In this strange little system, which of the three hold the power?
You might say that people should since they are -- indirectly -- the source of revenue that keeps this engine humming, but we all know that isn’t the case. People have become a sort of soylent green, providing fuel in the form of attention.
It could be that media companies are in charge, since they have the content that attracts people and can package us up for an easy sell to brands. It’s true that some media companies are making bank, but we also know that plenty are struggling.
Might be the brands, since they have the power of the purse string and they’re not going to spend money if it doesn’t provide some ROI -- and, truth be told, American companies are doing a land-office business these days.
But really, do any of the three actually need to hold the power? It’s possible that this triangle is actually functioning effectively and that each group is winning in some respects and losing in others. Perhaps these three groups form a system held together by opposing forces.
It’s almost akin to the way particles zoom around in an atom, with forces working to keep everything spinning smoothly. Of course, at the center of an atom sits the nucleus, around which the other particles spin. But in the realm of marketing, what is the nucleus?
Today, this system is in apparent equilibrium with the forces that hold its elements together and keep them apart in balance. What are the forces at work between people, media and brands that keep them from crashing or flying apart? Are they simply the desire for content, revenue, and eyeballs? Is that what governs the laws of marketing?

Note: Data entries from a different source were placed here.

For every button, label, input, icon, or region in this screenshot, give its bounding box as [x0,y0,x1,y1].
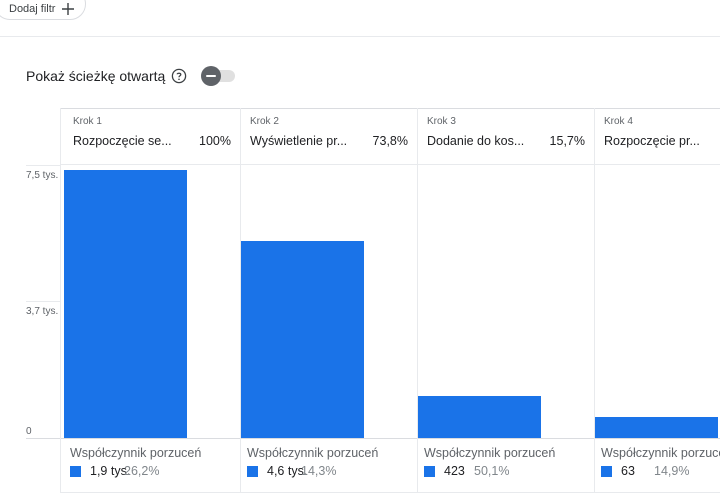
abandonment-rate: 26,2% [124,464,160,478]
open-path-toggle-row: Pokaż ścieżkę otwartą [26,66,237,86]
abandonment-rate: 14,3% [301,464,337,478]
funnel-bar[interactable] [241,241,364,438]
help-icon[interactable] [171,68,187,84]
step-percent: 15,7% [549,134,585,148]
step-title: Rozpoczęcie pr... [604,134,700,148]
step-header-2[interactable]: Krok 2 Wyświetlenie pr... 73,8% [250,116,410,148]
step-percent: 73,8% [372,134,408,148]
abandonment-count: 63 [621,464,635,478]
step-title: Rozpoczęcie se... [73,134,172,148]
column-separator [594,108,595,492]
abandonment-stats[interactable]: 423 50,1% [424,464,509,478]
funnel-bar[interactable] [595,417,718,438]
step-header-1[interactable]: Krok 1 Rozpoczęcie se... 100% [73,116,233,148]
chart-top-border [60,108,720,109]
abandonment-rate: 14,9% [654,464,690,478]
plus-icon [62,2,75,15]
abandonment-count: 423 [444,464,465,478]
abandonment-rate: 50,1% [474,464,510,478]
legend-swatch [601,465,612,477]
y-tick-label: 0 [26,426,32,437]
legend-swatch [424,465,435,477]
legend-swatch [70,465,81,477]
legend-swatch [247,465,258,477]
add-filter-label: Dodaj filtr [9,2,56,15]
y-tick-label: 3,7 tys. [26,306,59,317]
step-header-4[interactable]: Krok 4 Rozpoczęcie pr... [604,116,714,148]
toolbar-divider [0,36,720,37]
step-number: Krok 2 [250,116,279,127]
abandonment-label: Współczynnik porzuceń [247,446,379,460]
abandonment-count: 1,9 tys. [90,464,131,478]
chart-header-divider [60,164,720,165]
switch-knob [201,66,222,86]
step-number: Krok 3 [427,116,456,127]
abandonment-label: Współczynnik porzuceń [601,446,720,460]
y-tick-label: 7,5 tys. [26,170,59,181]
y-gridline [26,301,60,302]
open-path-label: Pokaż ścieżkę otwartą [26,68,166,84]
step-percent: 100% [199,134,231,148]
column-separator [60,108,61,492]
open-path-switch[interactable] [201,66,237,86]
step-number: Krok 4 [604,116,633,127]
chart-baseline [26,438,720,439]
abandonment-stats[interactable]: 1,9 tys. 26,2% [70,464,159,478]
column-separator [240,108,241,492]
column-separator [417,108,418,492]
add-filter-button[interactable]: Dodaj filtr [0,0,86,20]
funnel-bar[interactable] [64,170,187,438]
y-gridline [26,165,60,166]
abandonment-stats[interactable]: 63 14,9% [601,464,689,478]
abandonment-count: 4,6 tys. [267,464,308,478]
step-title: Dodanie do kos... [427,134,525,148]
abandonment-label: Współczynnik porzuceń [70,446,202,460]
chart-bottom-border [60,492,720,493]
step-title: Wyświetlenie pr... [250,134,348,148]
step-header-3[interactable]: Krok 3 Dodanie do kos... 15,7% [427,116,587,148]
abandonment-label: Współczynnik porzuceń [424,446,556,460]
step-number: Krok 1 [73,116,102,127]
funnel-bar[interactable] [418,396,541,438]
abandonment-stats[interactable]: 4,6 tys. 14,3% [247,464,336,478]
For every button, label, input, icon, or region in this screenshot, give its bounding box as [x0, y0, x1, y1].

And what would this media system look like if truly went out of balance? If brands wanted more attention than publishers were able to provide, or if publishers suddenly saw an exodus of ad dollars, or if people used ad blockers or other technology to limit their exposure to brand messages?
Are there laws that lie below the surface that haven’t been explored? Looking at this three-way relationship as a system, rather than the sum of its parts, can provide a useful way to understand, harness and improve the way marketing works.